A bell was rung. The porter appeared.

‘Mackenzie,’ said the gentleman, ‘you see that golden bird?’

‘Yes, sir.’

The other breathed a sigh of relief.

‘It IS real, then?’

‘Yes, sir, of course, sir. You take it in your hand, sir,’ said the porter, sympathetically, and reached out his hand to the Phoenix, who shrank back on toes curved with agitated indignation.

‘Forbear!’ it cried; ‘how dare you seek to lay hands on me?’

The porter saluted.

‘Beg pardon, sir,’ he said, ‘I thought you was a bird.’

‘I AM a bird—THE bird—the Phoenix.’

‘Of course you are, sir,’ said the porter. ‘I see that the first minute, directly I got my breath, sir.’

‘That will do,’ said the gentleman. ‘Ask Mr Wilson and Mr Sterry to step up here for a moment, please.’

Mr Sterry and Mr Wilson were in their turn overcome by amazement—quickly followed by conviction. To the surprise of the children every one in the office took the Phoenix at its word, and after the first shock of surprise it seemed to be perfectly natural to every one that the Phoenix should be alive, and that, passing through London, it should call at its temple.
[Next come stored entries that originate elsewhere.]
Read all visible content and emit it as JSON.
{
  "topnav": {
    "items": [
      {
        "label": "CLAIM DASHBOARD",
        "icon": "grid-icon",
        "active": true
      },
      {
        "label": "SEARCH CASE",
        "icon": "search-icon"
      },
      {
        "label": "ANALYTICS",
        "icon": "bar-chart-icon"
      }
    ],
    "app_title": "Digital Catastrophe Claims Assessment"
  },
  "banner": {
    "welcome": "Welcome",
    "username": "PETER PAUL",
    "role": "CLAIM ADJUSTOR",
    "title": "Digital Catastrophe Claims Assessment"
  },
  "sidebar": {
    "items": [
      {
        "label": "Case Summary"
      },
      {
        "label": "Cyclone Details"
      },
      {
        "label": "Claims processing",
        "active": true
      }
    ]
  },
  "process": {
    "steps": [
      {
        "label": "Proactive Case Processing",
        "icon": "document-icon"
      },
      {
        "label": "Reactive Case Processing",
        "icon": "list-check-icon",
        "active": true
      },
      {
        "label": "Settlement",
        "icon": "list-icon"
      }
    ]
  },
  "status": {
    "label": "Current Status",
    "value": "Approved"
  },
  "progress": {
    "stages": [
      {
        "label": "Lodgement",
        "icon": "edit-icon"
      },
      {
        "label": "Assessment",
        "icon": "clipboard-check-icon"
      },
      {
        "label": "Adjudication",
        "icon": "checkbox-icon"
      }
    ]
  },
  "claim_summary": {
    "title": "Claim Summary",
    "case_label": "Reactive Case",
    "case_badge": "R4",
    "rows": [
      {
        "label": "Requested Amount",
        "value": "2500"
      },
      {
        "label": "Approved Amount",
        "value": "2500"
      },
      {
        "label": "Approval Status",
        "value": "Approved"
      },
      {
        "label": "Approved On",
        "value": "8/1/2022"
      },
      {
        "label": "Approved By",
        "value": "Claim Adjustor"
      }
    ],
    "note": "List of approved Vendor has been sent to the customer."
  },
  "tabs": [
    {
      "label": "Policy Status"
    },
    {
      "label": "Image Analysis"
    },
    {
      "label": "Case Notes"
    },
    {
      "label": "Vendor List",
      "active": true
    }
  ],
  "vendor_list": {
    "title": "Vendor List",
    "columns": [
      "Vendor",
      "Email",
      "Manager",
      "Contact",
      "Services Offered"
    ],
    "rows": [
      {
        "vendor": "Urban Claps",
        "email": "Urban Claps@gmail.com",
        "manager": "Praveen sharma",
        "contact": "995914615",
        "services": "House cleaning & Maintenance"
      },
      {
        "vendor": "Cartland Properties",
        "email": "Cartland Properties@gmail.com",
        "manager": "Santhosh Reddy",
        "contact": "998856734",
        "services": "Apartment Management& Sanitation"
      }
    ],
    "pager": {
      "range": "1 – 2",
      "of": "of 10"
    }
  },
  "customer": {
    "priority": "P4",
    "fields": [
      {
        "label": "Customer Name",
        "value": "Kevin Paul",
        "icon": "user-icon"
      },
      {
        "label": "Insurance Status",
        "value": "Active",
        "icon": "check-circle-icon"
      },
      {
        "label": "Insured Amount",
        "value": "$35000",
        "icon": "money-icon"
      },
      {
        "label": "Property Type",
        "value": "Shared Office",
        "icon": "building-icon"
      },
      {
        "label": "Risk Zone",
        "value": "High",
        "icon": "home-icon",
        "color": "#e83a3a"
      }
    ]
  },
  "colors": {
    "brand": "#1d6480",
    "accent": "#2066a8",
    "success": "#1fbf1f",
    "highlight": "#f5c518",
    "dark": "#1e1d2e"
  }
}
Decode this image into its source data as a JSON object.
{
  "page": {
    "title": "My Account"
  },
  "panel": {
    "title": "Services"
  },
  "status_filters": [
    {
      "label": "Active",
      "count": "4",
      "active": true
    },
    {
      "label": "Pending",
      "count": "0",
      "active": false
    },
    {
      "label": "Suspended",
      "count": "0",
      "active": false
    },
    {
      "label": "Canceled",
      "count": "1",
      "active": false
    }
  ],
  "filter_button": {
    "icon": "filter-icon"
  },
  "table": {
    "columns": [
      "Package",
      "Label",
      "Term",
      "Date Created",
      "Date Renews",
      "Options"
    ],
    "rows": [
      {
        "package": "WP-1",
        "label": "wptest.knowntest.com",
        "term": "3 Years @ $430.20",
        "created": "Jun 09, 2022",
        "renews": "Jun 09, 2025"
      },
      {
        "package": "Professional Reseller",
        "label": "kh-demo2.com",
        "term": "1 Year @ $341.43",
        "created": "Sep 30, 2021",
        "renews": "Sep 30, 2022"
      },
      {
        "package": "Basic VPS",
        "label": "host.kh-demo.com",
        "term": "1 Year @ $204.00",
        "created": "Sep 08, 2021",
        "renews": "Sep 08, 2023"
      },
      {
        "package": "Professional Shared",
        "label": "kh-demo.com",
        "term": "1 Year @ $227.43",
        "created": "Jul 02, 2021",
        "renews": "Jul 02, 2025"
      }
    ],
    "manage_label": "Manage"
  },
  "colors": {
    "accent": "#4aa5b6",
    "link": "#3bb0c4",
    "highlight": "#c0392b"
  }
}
‘We ought to have some sort of ceremony,’ said the nicest gentleman, anxiously. ‘There isn’t time to summon the directors and shareholders—we might do that tomorrow, perhaps. Yes, the board-room would be best. I shouldn’t like it to feel we hadn’t done everything in our power to show our appreciation of its condescension in looking in on us in this friendly way.’

The children could hardly believe their ears, for they had never thought that any one but themselves would believe in the Phoenix. And yet every one did; all the men in the office were brought in by twos and threes, and the moment the Phoenix opened its beak it convinced the cleverest of them, as well as those who were not so clever. Cyril wondered how the story would look in the papers next day. He seemed to see the posters in the streets:

PHOENIX FIRE OFFICE    THE PHOENIX AT ITS TEMPLE    MEETING TO WELCOME IT    DELIGHT OF THE MANAGER AND EVERYBODY

‘Excuse our leaving you a moment,’ said the nice gentleman, and he went away with the others; and through the half-closed door the children could hear the sound of many boots on stairs, the hum of excited voices explaining, suggesting, arguing, the thumpy drag of heavy furniture being moved about.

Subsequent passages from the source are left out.